In [8]: ds_with_units = ds.swap_dims({"lon": "x", "lat": "y"}).pint.quantify(
   ...:     {"lat": "degree", "lon": "degree"}
   ...: )
   ...: ds_with_units
   ...: 
Out[8]: 
<xarray.Dataset>
Dimensions:  (x: 2, y: 3)
Coordinates:
    lat      (y) int64 [deg] 10 20 30
    lon      (x) int64 [deg] 74 76
Dimensions without coordinates: x, y
Data variables:
    a        (x, y) float64 11.84 3.12 9.7 7.8 9.3 14.72
    b        (x, y) int64 [m] 13 2 7 5 4 9

In [9]: da_with_units = da.swap_dims({"lon": "x", "lat": "y"}).pint.quantify(
   ...:     {"lat": "degree", "lon": "degree"}
   ...: )
   ...: da_with_units
   ...: 
Out[9]: 
<xarray.DataArray 'b' (x: 2, y: 3)>
<Quantity([[13  2  7]
 [ 5  4  9]], 'meter')>
Coordinates:
    lat      (y) int64 [deg] 10 20 30
    lon      (x) int64 [deg] 74 76
Dimensions without coordinates: x, y

By default, Dataset.pint.quantify() and DataArray.pint.quantify() will use the unit registry at pint_xarray.unit_registry (the application registry). If we want a different registry, we can either pass it as the unit_registry parameter:

In [10]: ureg = pint.UnitRegistry(force_ndarray_like=True)

In [11]: da.pint.quantify("degree", unit_registry=ureg)
Out[11]: 
<xarray.DataArray 'b' (lon: 2, lat: 3)>
<Quantity([[13  2  7]
 [ 5  4  9]], 'degree')>
Coordinates:
  * lat      (lat) int64 10 20 30
  * lon      (lon) int64 74 76

or overwrite the default registry:

In [12]: pint_xarray.unit_registry = ureg

In [13]: da.pint.quantify("degree")
Out[13]: 
<xarray.DataArray 'b' (lon: 2, lat: 3)>
<Quantity([[13  2  7]
 [ 5  4  9]], 'degree')>
Coordinates:
  * lat      (lat) int64 10 20 30
  * lon      (lon) int64 74 76

Note

To properly work with xarray, the force_ndarray_like or force_ndarray options have to be enabled on the custom registry.

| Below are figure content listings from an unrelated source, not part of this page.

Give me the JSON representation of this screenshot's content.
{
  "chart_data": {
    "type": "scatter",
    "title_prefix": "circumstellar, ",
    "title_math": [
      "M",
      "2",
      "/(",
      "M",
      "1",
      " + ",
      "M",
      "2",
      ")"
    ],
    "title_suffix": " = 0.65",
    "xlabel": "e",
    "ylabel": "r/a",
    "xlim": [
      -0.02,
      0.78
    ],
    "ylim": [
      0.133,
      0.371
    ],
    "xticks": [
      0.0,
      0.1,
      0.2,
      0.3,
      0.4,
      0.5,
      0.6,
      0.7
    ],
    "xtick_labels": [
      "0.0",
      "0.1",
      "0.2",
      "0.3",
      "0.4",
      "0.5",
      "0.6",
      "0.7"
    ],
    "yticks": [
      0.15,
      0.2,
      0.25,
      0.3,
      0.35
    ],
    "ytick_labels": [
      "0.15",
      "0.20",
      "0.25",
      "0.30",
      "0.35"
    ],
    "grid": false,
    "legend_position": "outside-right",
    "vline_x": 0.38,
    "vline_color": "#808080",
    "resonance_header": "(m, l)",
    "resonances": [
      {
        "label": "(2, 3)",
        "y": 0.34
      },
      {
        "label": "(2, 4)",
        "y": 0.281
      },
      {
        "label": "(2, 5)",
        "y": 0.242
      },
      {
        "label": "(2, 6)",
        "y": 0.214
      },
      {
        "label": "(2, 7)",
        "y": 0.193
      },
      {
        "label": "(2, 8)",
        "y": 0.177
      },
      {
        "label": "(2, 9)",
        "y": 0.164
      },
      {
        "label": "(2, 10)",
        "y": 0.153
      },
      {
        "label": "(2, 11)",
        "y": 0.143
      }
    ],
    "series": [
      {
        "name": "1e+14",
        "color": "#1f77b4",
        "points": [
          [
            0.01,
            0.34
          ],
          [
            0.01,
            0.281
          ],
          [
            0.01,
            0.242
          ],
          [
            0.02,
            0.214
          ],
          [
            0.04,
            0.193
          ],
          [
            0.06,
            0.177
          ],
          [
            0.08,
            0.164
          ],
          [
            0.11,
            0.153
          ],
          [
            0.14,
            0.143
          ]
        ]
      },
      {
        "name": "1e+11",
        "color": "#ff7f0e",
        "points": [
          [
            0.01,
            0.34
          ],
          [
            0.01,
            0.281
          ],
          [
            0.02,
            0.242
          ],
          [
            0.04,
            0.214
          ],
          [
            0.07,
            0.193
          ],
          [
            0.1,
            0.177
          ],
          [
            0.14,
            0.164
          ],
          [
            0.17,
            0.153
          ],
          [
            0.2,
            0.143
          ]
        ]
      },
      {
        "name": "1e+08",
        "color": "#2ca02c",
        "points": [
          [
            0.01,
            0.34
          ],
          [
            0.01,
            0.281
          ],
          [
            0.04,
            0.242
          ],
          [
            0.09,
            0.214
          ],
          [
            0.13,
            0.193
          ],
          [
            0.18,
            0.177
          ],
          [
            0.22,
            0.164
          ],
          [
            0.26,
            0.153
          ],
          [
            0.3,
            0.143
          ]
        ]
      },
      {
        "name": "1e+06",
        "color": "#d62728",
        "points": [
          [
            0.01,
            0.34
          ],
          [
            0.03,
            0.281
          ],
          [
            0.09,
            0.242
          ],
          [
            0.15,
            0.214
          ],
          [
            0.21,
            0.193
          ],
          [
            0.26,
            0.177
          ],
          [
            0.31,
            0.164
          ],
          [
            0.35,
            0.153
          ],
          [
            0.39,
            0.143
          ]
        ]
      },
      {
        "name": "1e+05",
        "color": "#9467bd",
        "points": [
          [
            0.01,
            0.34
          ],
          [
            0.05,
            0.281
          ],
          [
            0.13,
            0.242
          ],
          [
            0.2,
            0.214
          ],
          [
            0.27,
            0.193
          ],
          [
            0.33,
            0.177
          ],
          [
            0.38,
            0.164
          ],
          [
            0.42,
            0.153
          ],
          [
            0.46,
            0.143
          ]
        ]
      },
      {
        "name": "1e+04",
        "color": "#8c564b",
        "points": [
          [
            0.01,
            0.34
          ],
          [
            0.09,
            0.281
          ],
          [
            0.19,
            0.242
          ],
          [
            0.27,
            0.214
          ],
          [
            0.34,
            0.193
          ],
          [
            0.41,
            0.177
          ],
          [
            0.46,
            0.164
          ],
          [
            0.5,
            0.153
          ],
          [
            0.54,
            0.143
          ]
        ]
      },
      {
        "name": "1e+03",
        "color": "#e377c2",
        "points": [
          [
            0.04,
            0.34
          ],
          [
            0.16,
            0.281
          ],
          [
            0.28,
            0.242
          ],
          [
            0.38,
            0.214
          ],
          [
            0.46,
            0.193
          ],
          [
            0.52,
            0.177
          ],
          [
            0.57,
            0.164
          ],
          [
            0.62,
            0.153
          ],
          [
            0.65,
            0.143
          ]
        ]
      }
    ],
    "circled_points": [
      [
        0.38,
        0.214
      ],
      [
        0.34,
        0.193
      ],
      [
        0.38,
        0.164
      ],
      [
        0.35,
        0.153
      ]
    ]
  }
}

Without it, python scalars wrapped by pint.Quantity may raise errors or have their units stripped.

Saving with units

In order to not lose the units when saving to disk, we first have to call the Dataset.pint.dequantify() and DataArray.pint.dequantify() methods:

In [14]: ds_with_units.pint.dequantify()
Out[14]: 
<xarray.Dataset>
Dimensions:  (x: 2, y: 3)
Coordinates:
    lat      (y) int64 10 20 30
    lon      (x) int64 74 76
Dimensions without coordinates: x, y
Data variables:
    a        (x, y) float64 11.84 3.12 9.7 7.8 9.3 14.72
    b        (x, y) int64 13 2 7 5 4 9

In [15]: da_with_units.pint.dequantify()
Out[15]: 
<xarray.DataArray 'b' (x: 2, y: 3)>
array([[13,  2,  7],
       [ 5,  4,  9]])
Coordinates:
    lat      (y) int64 10 20 30
    lon      (x) int64 74 76
Dimensions without coordinates: x, y
Attributes:
    units:    meter

This will get the string representation of a pint.Unit instance and attach it as a units attribute. The data of the variable will now be whatever pint wrapped.